Monday, June 5, 2017

Pre-Pubescent Leadership

We have… had fathers who disciplined us… No discipline seems pleasant at the time, but painful. Later on, however, it produces a harvest of righteousness and peace for those who have been trained by it.  Hebrews 12: 9, 11

     I noted on the news today that a lady has been charged with a crime for letting her young child drive the family vehicle.  We usually don’t allow children to make decisions that affect their safety and that of others.  Children lack the judgment to make weighty decisions.
       This may seem rather obvious, but wise parents limit their kid’s time on the play-station.  They make their kids do their homework, eat vegetables, take baths, brush their teeth and go to bed at a decent hour.  No child naturally chooses these things.  That’s why parents make the decisions.
      Don’t shoot me when I say kids shouldn’t be allowed to pick churches, either.  Please, don’t think I have it out for any set of churches.  We are all on the same team.  I’ve been a youth minister.  I’ve done the pizza parties, ping-pong tournaments, Kings Island trips, short term “mission” vacations, stayed up all night at lock-ins trying to make church fun.  At one time I tried to be hip for Jesus.
      It’s just that statistics suggest it doesn’t work.  In my tradition, over 80% of the children who have been raised in large youth groups apart from traditional assemblies no longer attend church by the time they turn 25.  It turns out that fun relationships with other children do not solely impart faith.

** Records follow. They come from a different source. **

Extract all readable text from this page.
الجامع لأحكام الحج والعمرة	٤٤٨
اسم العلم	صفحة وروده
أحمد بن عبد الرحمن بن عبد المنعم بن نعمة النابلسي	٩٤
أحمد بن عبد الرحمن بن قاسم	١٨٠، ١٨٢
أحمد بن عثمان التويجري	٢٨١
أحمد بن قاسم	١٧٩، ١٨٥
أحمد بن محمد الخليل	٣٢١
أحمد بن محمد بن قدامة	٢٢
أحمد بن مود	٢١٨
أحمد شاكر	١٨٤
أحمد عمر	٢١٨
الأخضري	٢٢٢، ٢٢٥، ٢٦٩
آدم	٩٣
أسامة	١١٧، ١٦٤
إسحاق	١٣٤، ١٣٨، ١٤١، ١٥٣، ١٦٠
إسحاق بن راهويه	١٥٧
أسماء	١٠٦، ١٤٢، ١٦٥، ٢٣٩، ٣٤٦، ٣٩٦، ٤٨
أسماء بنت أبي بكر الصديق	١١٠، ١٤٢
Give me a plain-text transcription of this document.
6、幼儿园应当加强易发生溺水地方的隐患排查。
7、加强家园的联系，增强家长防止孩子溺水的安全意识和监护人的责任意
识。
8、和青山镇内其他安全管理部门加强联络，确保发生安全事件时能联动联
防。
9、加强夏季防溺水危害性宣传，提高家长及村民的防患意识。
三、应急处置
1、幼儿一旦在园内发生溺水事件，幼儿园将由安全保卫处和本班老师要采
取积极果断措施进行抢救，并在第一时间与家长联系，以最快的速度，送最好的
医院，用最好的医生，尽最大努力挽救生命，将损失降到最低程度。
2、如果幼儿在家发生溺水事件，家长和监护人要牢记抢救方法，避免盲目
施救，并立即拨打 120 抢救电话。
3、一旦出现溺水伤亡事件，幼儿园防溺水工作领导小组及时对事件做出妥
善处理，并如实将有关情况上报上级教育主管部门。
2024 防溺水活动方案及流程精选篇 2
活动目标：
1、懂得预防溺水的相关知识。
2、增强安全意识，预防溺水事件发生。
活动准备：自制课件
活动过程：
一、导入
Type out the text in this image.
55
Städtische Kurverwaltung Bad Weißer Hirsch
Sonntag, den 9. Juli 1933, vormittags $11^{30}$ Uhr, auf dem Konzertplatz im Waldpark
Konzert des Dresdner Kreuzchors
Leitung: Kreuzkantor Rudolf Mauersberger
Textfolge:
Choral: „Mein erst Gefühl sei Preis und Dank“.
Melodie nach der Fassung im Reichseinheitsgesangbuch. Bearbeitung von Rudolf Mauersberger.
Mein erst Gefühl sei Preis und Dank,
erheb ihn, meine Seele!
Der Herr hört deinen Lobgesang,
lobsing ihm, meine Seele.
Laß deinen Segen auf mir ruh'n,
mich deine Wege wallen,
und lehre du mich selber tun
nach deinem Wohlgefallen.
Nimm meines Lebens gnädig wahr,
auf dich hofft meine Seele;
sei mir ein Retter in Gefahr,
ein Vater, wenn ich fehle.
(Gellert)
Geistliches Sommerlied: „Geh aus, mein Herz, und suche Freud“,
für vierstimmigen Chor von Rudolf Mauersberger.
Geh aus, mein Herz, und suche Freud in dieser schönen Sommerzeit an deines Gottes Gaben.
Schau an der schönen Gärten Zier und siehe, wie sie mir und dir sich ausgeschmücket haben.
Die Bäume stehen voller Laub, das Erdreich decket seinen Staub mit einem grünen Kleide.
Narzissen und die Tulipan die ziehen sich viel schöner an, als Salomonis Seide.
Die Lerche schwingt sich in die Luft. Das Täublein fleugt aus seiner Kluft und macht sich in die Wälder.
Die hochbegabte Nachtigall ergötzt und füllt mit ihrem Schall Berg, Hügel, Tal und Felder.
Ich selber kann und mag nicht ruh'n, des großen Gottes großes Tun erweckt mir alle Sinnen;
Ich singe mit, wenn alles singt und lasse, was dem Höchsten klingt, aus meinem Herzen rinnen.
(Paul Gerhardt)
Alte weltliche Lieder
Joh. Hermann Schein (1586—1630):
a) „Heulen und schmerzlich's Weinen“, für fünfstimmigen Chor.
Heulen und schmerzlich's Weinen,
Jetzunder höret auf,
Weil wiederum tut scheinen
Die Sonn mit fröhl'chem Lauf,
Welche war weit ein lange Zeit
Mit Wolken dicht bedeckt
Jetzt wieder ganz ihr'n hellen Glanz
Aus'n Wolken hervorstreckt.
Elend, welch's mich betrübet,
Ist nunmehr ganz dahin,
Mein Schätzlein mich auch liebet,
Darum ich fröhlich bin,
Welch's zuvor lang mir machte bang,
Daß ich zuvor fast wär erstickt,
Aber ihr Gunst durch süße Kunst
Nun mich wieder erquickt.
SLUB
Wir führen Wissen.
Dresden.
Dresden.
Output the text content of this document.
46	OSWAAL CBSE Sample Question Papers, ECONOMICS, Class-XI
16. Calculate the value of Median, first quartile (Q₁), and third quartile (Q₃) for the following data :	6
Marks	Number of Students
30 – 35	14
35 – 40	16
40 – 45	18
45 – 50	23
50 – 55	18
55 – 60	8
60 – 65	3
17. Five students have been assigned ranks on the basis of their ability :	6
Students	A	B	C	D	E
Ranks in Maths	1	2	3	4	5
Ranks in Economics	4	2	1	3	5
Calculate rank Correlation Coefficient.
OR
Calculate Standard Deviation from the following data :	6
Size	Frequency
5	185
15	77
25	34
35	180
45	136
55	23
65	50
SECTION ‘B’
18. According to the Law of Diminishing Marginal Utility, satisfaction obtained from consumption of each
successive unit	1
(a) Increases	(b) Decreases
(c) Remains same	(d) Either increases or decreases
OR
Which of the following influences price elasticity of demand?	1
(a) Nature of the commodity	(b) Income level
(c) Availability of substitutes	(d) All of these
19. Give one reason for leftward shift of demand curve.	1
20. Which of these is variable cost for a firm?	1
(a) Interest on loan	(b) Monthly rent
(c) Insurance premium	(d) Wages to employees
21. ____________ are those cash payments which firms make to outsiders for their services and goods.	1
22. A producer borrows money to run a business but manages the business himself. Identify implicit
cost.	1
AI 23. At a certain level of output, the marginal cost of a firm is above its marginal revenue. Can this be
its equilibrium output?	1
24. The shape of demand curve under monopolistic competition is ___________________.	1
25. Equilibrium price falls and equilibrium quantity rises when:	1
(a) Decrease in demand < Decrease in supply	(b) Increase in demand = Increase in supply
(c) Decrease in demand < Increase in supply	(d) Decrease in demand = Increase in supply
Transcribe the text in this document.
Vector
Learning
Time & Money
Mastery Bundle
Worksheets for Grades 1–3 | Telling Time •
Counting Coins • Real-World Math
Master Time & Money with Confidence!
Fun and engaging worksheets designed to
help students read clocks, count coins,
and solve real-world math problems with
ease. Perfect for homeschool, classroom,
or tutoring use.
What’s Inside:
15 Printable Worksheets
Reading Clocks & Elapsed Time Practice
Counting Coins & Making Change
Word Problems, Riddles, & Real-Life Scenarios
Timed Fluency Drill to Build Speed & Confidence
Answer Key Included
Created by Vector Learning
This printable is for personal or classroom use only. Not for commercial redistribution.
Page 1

Kids learn forgiveness by watching it practiced among adults. Kids learn of Jesus by feeling the gravity in an older saint’s smile.  They come to love scripture, not when it’s been made relevant to their adolescent drives, but when they are brought within hearing distance of a different world.  It turns out that whatever substantially helps their parents’ spiritual lives ends up being far more meaningful for kids in the long run. 

     Parents ought to drive the car.